In a few weeks time Brighton & Hove will no longer have a daily paper. In reality the paper we already have has declined so much that most people will not notice that they will be buying a Southampton paper with a couple of Brighton and Hove inserts.
Next Thursday and Friday November 18/19th journalists on the local Argus go on strike. Argus owners, Newsquest, who in turn are owned by the massive US Gannett Foundation, have decided to relocate to Southampton. 7 journalists will be sacked in Brighton and just 2 will remain in a poky little office faxing over undigested press releases.
The new Argus will have a couple of pages at most devoted to Brighton & Hove. There will be a central paper with various local inserts, all produced in Southampton and all making a small fortune for the appropriately named Gannetts. Our local paper, warts and all, will have disappeared.

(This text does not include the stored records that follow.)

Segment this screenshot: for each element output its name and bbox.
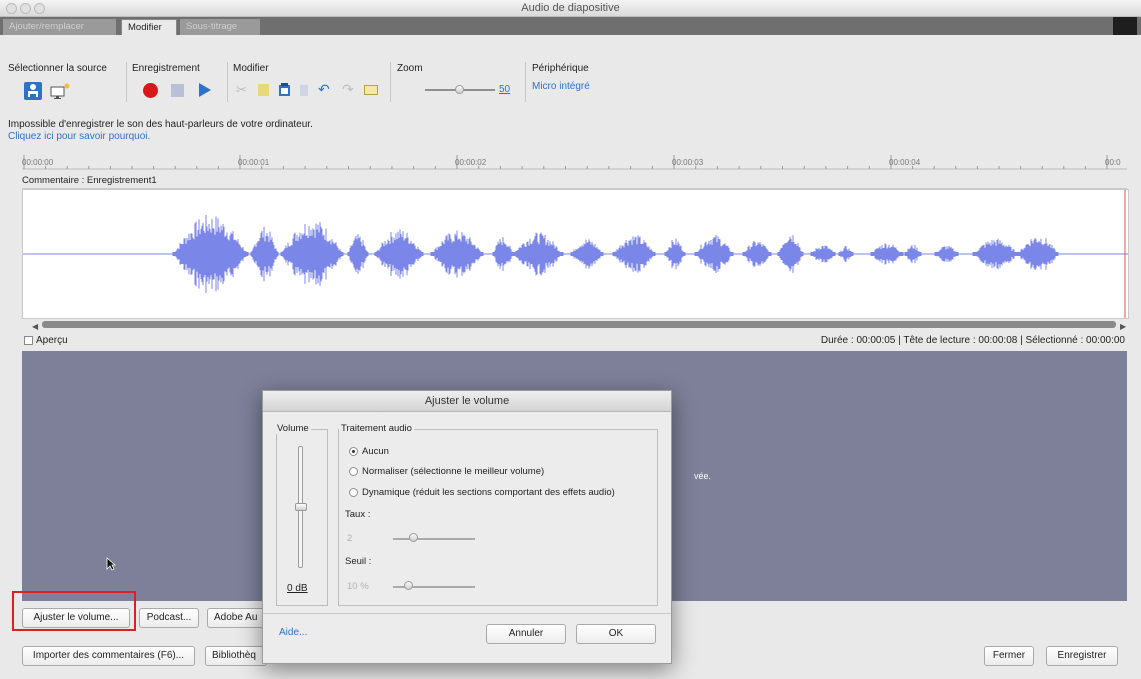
cut-icon[interactable]: ✂ [236,82,247,98]
import-comments-button[interactable]: Importer des commentaires (F6)... [22,646,195,666]
timeline-tick-label: 00:00:04 [889,158,921,167]
adobe-audition-button[interactable]: Adobe Au [207,608,267,628]
zoom-group-label: Zoom [397,63,423,74]
waveform-graphic [23,190,1128,318]
zoom-slider-knob[interactable] [455,85,464,94]
preview-label: Aperçu [36,335,68,346]
timeline-tick-label: 00:00:00 [22,158,54,167]
threshold-label: Seuil : [345,556,372,567]
delete-icon[interactable] [300,85,308,96]
learn-why-link[interactable]: Cliquez ici pour savoir pourquoi. [8,131,150,142]
ok-button[interactable]: OK [576,624,656,644]
narration-source-icon[interactable] [24,82,42,100]
rate-slider-knob[interactable] [409,533,418,542]
threshold-slider-knob[interactable] [404,581,413,590]
timeline-tick-label: 00:0 [1105,158,1121,167]
timeline-tick-label: 00:00:02 [455,158,487,167]
audio-processing-group-label: Traitement audio [339,423,414,434]
timeline-tick-label: 00:00:03 [672,158,704,167]
radio-normalize[interactable] [349,467,358,476]
adjust-volume-button[interactable]: Ajuster le volume... [22,608,130,628]
scroll-right-icon[interactable]: ▶ [1120,322,1126,331]
toolbar-separator [390,62,391,102]
undo-icon[interactable]: ↶ [318,81,330,98]
source-group-label: Sélectionner la source [8,63,107,74]
threshold-value: 10 % [347,581,369,592]
toolbar-separator [227,62,228,102]
paste-icon[interactable] [278,83,291,100]
rate-label: Taux : [345,509,371,520]
tab-subtitles[interactable]: Sous-titrage [180,19,260,35]
preview-checkbox[interactable] [24,336,33,345]
mouse-cursor-icon [106,557,117,574]
library-button[interactable]: Bibliothèq [205,646,267,666]
insert-silence-icon[interactable] [364,85,378,95]
dialog-divider [263,613,671,614]
window-title: Audio de diapositive [521,2,620,14]
device-group-label: Périphérique [532,63,589,74]
radio-normalize-label: Normaliser (sélectionne le meilleur volu… [362,466,545,477]
panel-partial-text: vée. [694,471,712,481]
window-title-bar: Audio de diapositive [0,0,1141,17]
edit-group-label: Modifier [233,63,269,74]
play-icon[interactable] [198,82,212,101]
playback-status-info: Durée : 00:00:05 | Tête de lecture : 00:… [820,335,1125,346]
tab-strip-end [1113,17,1137,35]
timeline-ruler[interactable] [22,151,1127,171]
dialog-title: Ajuster le volume [263,391,671,412]
record-icon[interactable] [143,83,158,98]
ruler-ticks [22,155,1127,170]
track-label: Commentaire : Enregistrement1 [22,175,1127,189]
stop-icon[interactable] [171,84,184,97]
save-button[interactable]: Enregistrer [1046,646,1118,666]
speaker-notice-text: Impossible d'enregistrer le son des haut… [8,119,313,130]
copy-icon[interactable] [258,84,269,96]
system-audio-source-icon[interactable] [50,82,72,103]
toolbar-separator [126,62,127,102]
tab-edit[interactable]: Modifier [121,19,177,35]
rate-value: 2 [347,533,353,544]
radio-none[interactable] [349,447,358,456]
volume-group-label: Volume [275,423,311,434]
adjust-volume-dialog: Ajuster le volume Volume 0 dB Traitement… [262,390,672,664]
radio-dynamic[interactable] [349,488,358,497]
scroll-left-icon[interactable]: ◀ [32,322,38,331]
tab-strip: Ajouter/remplacer Modifier Sous-titrage [0,17,1141,35]
zoom-value[interactable]: 50 [499,84,510,95]
close-button[interactable]: Fermer [984,646,1034,666]
toolbar-separator [525,62,526,102]
tab-add-replace[interactable]: Ajouter/remplacer [3,19,116,35]
cancel-button[interactable]: Annuler [486,624,566,644]
device-link[interactable]: Micro intégré [532,81,590,92]
volume-value: 0 dB [287,583,308,594]
help-link[interactable]: Aide... [279,627,307,638]
horizontal-scrollbar-thumb[interactable] [42,321,1116,328]
redo-icon[interactable]: ↷ [342,81,354,98]
podcast-button[interactable]: Podcast... [139,608,199,628]
timeline-tick-label: 00:00:01 [238,158,270,167]
radio-none-label: Aucun [362,446,389,457]
volume-slider-knob[interactable] [295,503,307,511]
waveform-view[interactable] [22,189,1129,319]
recording-group-label: Enregistrement [132,63,200,74]
rate-slider-track[interactable] [393,538,475,540]
radio-dynamic-label: Dynamique (réduit les sections comportan… [362,487,615,498]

It goes without saying that strikers should be given full support and I urge everyone to turn up to the picket lines, from 8 am onwards at Crowhurst Road, Hollingbury (itself 4 miles out of town) to demonstrate their solidarity with the journalists. Tonight Brighton & Hove District Trades Union Council voted to send a donation to the strikers’ hardship fund and to give their full support.
The Argus has declined rapidly in the last 4 years and under its current editor, Michael Beard, has become a shadow of its former self. Its staff are constantly changing, so bad is the pay, and they have been pared to the bone.
There are no investigative reporters at the Argus any longer. As Andy Richards from UNISON at the Council recalled at tonight’s Trades Council meeting, when workers were successfully opposing the New Labour Council’s attempts to privatise Housing Benefit and give the contract to Capita, an Argus journalist went up to Lambeth, whose Housing Benefit service Capita ran, and spoke to ordinary people about how crap the service was. That played a major part in stopping Capita, which had taken on Council Leader Lord Steve Bassam as a Consultant, from taking over the HB Service in Brighton & Hove.
No one covers the courts. When I recently sent out a press release about a local Employment Tribunal I was told that the idea of an Argus journalist covering a 2 day hearing was out of the question. 6 years ago a reporter sat through all 6 days of a hearing. Press releases are printed in whole or not at all.
I was told over a year ago by a Tory councillor that the Argus was going to relocate to Southampton. When I put that to a journalist on the Argus he denied it. Now it is all too true, having already shifted their printing to Southampton.
Years ago we had the Brighton & Hove Gazette now there is the pathetic Leader free sheet. The reality is that Brighton & Hove no longer has a local paper any longer and the only way to bring its owners to their senses is to boycott it. An area the size of Brighton & Hove is entitled to more than a free sheet or centrally produced rag churned out by an American multinational.
The Corporate media is downsizing into free sheets on the lines of London’s Standard. Or the Internet is turning them into Internet only papers as in the USA.
It would be interesting to see where veteran reporter Adam Trimmingham stands on this. My guess is he will support the bosses at the Argus as he has long lost the ability to do anything but tug the forelock of the powers that be. I hope I’m wrong.